After Herod’s death the little family finally journeys to Galilee, where they settle down at home amid grandparents and lifelong neighbors, to raise their first-grader in Nazareth, where he will run through the same streets, swim in the same streams, sit in the same school and participate in the same synagogue they did, in the tiny familiar world that had cradled and shaped them before their lives were ripped open by the light of the world.
How was little Jesus shaped by those early wanderings, I wonder?
What did he absorb from the Magi and the Egyptians, from the journeys and the dreams, and then from those who shaped his sense of home? How did Epiphany bend his path?
And what about those Magi? The journeyers, soul friends and miracle sharers who brought epiphany onto the scene as much as they received it themselves? What became of their lives after their encounter with the light of the world? How were they drawn into a lifetime of attunement to epiphany?
Epiphany keeps going, friends.

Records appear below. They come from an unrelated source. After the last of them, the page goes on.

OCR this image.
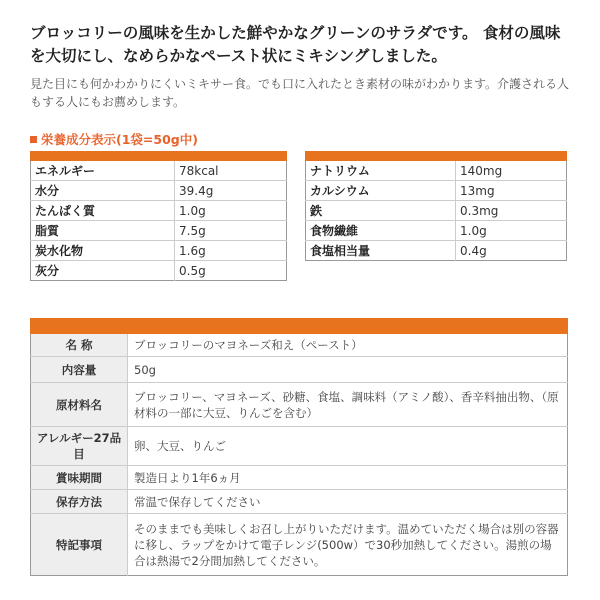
ブロッコリーの風味を生かした鮮やかなグリーンのサラダです。 食材の風味を大切にし、なめらかなペースト状にミキシングしました。

見た目にも何かわかりにくいミキサー食。でも口に入れたとき素材の味がわかります。介護される人もする人にもお薦めします。

栄養成分表示(1袋=50g中)

エネルギー	78kcal
水分	39.4g
たんぱく質	1.0g
脂質	7.5g
炭水化物	1.6g
灰分	0.5g
ナトリウム	140mg
カルシウム	13mg
鉄	0.3mg
食物繊維	1.0g
食塩相当量	0.4g
名 称	ブロッコリーのマヨネーズ和え（ペースト）
内容量	50g
原材料名	ブロッコリー、マヨネーズ、砂糖、食塩、調味料（アミノ酸）、香辛料抽出物、（原材料の一部に大豆、りんごを含む）
アレルギー27品目	卵、大豆、りんご
賞味期間	製造日より1年6ヵ月
保存方法	常温で保存してください
特記事項	そのままでも美味しくお召し上がりいただけます。温めていただく場合は別の容器に移し、ラップをかけて電子レンジ(500w）で30秒加熱してください。湯煎の場合は熱湯で2分間加熱してください。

The light of the world shimmers in our very own lives. And nobody gets to own this story – this story holds us all. It can’t be domesticated. What God is doing is always bigger, always more, always beyond us, and also right here next to us, in the minutia of our very ordinary lives. It pierces the darkness, the horrors, the loneliness, the wandering. It shares the awkward and unknown, the familiar and the comforting, the strange and the new, the death and the life, drawing us out into worlds we can’t imagine, bringing us home by roads we can’t foresee.
Today we get star words. They are not magic. But they are a chance to lift our heads and look beyond ourselves with hearts open to however Christ might encounter us, attentive to wherever God might lead us this year. God is with us, transforming the world.
So, arise, shine, beloved, your light has come.